STRUCTURE AND FUNCTION OF HOMOLOGOUS RECOMBINATION ENZYMES

同源重组酶的结构和功能

• 批准号: 6997980
• 负责人: SCOTT W MORRICAL
• 金额: $ 19.55万
• 依托单位: UNIVERSITY OF VERMONT & ST AGRIC COLLEGE
• 依托单位国家: 美国
• 财政年份: 2004
• 资助国家: 美国
• 起止时间: 2004-09-03 至 2009-08-31
• 项目状态: 已结题
• 来源: https://reporter.nih.gov/project-details/6997980
• 关键词: DNA binding protein; DNA damage; DNA repair; N glycosidase; affinity chromatography; binding sites; biochemistry; catalyst; crystallization; enzyme structure; fluorescence resonance energy transfer; gene targeting; genetic recombination; genetic screening; high throughput technology; ionizing radiation; recombinant proteins

Double-strand break repair (DSBR) by homologous recombination repairs double strand breaks produced by ionizing radiation and this DNA repair process is conserved from bacteriophage to humans. In all organisms, homologous DSBR requires the DNA strand exchange activity of an ortholog of the E. coli RecA protein. The RecA family is the most highly sequence-conserved family of DNA repair proteins, which exhibits strong conservation of global structure and function in promoting homologous recombination and DSBR transactions. Nevertheless, RecAs for which biochemical data are available exhibit surprising diversity in DNA binding properties, catalysis, and allosteric mechanisms, while others appear to be specialized recombination mediators. Does this diversity/specialization reflect different evolutionary paths towards RecA function? Also, to what extent does RecA biochemical diversity/specialization reflect the environmental demands placed on the DNA recombination and repair systems of a host organism? The work proposed in this Project intends to address these questions by studying the functional and structural diversity of RecA enzymes. In SPECIFIC AIM 1 we will compare biochemical and structural properties of divergent members of the RecA family. Target enzymes identified by computational methods will be cloned, expressed and purified. Using high throughput methods, DNA-binding and catalytic properties of each RecA ortholog will be determined. Variations in biochemical properties will be correlated with Phylogenetic and/or predicted structural variations within the RecA enzyme family. RecA orthologs representing distinct Phylogenetic and/or biochemical classes will be crystallized in the presence/absence of bound nucleotide, polynucleotide, and mediator protein ligands, and their high resolution X-ray structures will be determined. In SPECIFIC AIM 2 we will study the allosteric mechanisms of divergent RecA enzymes. The roles of key amino acid residues in the induction of the high-affinity ssDNA-binding state will be determined for selected RecA orthologs. The ability of cognate recombination mediator proteins (RMPs) to induce high-affinity RecA-ssDNA binding will also be examined in targeted systems.

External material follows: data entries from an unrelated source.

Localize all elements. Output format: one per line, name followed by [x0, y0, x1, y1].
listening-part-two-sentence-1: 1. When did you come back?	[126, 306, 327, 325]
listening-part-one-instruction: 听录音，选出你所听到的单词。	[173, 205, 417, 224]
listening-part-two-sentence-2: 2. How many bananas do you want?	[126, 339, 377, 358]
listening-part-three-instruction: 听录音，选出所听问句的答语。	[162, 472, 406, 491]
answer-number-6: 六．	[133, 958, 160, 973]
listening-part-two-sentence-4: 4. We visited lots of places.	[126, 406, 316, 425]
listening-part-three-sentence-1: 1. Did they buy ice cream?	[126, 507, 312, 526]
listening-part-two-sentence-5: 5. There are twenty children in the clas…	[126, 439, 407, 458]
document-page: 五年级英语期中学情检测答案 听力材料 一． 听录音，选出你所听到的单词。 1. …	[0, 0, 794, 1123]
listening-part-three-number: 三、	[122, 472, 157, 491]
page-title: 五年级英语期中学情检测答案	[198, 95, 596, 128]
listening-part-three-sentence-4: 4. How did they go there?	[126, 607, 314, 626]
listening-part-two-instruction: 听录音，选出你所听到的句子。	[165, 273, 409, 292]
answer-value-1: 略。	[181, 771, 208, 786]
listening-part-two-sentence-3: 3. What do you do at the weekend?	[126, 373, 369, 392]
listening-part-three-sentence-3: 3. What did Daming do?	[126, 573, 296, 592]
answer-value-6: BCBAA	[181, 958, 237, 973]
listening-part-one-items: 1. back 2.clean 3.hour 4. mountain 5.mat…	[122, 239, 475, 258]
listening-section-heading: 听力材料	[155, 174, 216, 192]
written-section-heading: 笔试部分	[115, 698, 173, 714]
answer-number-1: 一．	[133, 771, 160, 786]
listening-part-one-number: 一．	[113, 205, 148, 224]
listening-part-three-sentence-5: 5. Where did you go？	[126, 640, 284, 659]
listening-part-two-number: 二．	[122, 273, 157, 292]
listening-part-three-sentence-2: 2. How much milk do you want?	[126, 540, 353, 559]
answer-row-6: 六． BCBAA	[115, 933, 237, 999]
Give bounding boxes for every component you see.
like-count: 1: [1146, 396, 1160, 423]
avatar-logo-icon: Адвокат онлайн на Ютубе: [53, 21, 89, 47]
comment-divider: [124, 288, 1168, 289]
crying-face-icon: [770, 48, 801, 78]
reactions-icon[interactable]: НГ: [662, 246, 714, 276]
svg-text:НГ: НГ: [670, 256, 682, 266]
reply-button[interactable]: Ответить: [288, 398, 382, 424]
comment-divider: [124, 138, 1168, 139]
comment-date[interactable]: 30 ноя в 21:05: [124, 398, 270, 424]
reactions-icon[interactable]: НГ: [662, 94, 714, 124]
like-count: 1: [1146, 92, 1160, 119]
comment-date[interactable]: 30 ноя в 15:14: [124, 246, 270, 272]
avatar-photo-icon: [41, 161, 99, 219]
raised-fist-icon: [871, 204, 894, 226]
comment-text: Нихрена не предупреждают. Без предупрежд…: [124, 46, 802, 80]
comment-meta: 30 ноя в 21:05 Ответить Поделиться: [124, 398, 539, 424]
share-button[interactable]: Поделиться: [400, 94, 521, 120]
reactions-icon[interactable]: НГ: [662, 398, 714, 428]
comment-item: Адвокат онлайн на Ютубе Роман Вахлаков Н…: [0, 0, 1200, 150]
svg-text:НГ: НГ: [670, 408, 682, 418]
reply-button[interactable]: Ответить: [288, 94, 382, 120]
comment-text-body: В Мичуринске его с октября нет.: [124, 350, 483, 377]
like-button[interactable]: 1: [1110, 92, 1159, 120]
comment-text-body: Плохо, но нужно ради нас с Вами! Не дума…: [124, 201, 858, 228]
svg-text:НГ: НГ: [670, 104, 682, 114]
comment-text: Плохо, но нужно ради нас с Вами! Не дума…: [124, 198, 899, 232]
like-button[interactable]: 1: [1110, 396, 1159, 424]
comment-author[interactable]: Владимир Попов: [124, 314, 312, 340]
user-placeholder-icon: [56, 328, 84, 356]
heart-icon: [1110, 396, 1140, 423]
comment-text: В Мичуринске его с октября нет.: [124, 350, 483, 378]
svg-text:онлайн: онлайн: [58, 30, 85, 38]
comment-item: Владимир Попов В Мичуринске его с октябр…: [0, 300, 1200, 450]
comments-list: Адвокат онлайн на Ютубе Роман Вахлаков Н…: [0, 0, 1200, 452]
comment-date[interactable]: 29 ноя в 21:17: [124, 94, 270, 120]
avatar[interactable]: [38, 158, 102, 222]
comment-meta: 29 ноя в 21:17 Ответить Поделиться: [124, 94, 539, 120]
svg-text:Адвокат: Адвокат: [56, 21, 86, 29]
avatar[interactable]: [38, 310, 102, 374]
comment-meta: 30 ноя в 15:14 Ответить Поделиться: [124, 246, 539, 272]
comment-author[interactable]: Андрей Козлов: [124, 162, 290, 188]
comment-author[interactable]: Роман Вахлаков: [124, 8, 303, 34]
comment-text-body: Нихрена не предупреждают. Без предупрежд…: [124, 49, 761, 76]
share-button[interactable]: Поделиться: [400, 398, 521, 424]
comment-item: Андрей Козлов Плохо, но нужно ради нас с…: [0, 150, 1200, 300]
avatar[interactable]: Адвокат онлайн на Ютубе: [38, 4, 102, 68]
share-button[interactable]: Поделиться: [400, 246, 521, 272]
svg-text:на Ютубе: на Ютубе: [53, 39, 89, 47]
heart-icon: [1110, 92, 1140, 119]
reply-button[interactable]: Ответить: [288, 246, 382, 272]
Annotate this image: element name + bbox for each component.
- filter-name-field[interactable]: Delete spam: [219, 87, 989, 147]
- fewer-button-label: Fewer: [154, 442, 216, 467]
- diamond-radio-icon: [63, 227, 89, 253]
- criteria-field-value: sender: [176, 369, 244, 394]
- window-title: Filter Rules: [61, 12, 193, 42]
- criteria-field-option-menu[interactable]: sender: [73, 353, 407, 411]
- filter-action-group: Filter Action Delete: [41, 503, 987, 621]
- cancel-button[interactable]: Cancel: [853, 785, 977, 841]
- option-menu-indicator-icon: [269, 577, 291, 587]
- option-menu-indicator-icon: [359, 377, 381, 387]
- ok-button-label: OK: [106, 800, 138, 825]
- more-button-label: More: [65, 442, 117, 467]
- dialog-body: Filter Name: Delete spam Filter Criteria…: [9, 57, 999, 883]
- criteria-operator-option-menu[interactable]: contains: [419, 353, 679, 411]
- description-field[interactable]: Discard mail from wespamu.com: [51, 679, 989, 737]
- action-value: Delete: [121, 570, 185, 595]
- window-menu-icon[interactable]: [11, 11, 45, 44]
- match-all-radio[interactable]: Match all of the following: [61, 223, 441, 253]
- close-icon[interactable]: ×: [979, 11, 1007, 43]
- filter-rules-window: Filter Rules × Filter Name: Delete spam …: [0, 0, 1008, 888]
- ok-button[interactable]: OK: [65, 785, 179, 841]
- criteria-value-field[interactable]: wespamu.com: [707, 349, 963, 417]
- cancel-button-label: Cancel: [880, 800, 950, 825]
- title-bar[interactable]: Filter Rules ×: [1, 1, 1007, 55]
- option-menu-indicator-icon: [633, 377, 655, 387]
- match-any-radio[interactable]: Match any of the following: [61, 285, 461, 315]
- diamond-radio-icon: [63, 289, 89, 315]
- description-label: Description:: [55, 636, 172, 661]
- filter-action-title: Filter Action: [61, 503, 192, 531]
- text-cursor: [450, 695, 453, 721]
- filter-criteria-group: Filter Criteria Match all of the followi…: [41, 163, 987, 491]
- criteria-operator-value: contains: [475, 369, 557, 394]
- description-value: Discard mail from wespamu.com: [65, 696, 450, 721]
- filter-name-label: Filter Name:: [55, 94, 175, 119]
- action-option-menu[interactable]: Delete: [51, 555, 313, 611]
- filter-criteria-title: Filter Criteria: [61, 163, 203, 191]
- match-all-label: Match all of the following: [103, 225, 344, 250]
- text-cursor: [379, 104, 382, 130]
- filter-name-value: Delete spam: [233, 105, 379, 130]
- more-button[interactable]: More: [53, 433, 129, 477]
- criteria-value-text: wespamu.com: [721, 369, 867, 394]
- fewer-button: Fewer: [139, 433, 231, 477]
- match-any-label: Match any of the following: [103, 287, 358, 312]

通过电离辐射产生的同源重组维修双链断裂，这种DNA修复过程是从噬菌体到人类的保守的。在所有生物体中，同源DSBR都需要大肠杆菌RECA蛋白的直系同源物的DNA链交换活性。 RECA家族是最高度序列保存的DNA修复蛋白家族，它在促进同源重组和DSBR交易方面表现出强烈的全球结构和功能。然而，可获得生化数据的RECA在DNA结合特性，催化和变构机制方面表现出令人惊讶的多样性，而另一些则似乎是专门的重组介质。这种多样性/专业化是否反映了对RECA功能的不同进化途径？另外，RECA生化多样性/专业化在多大程度上反映出对宿主生物体的DNA重组和修复系统的环境需求？该项目中提出的工作旨在通过研究RECA酶的功能和结构多样性来解决这些问题。在特定目标1中，我们将比较RECA家族不同成员的生化和结构特性。通过计算方法鉴定的目标酶将被克隆，表达和纯化。使用高吞吐量方法，将确定每个RECA直系同源物的DNA结合和催化特性。生化特性的变化将与系统发育和/或 预测RECA酶家族中的结构变化。在存在/不存在结合的核苷酸，多核苷酸和介体蛋白配体的情况下，将确定代表不同系统发育和/或生化类别的RECA直系同源物，并确定其高分辨率X射线结构。 在特定目标2中，我们将研究发散酶的变构机制。对于选定的RECA直系同源物，将确定关键氨基酸残基在诱导高亲和力ssDNA结合态的作用。同源重组介质蛋白（RMP）诱导高亲和力RECA-SSDNA结合的能力也将在靶向系统中进行检查。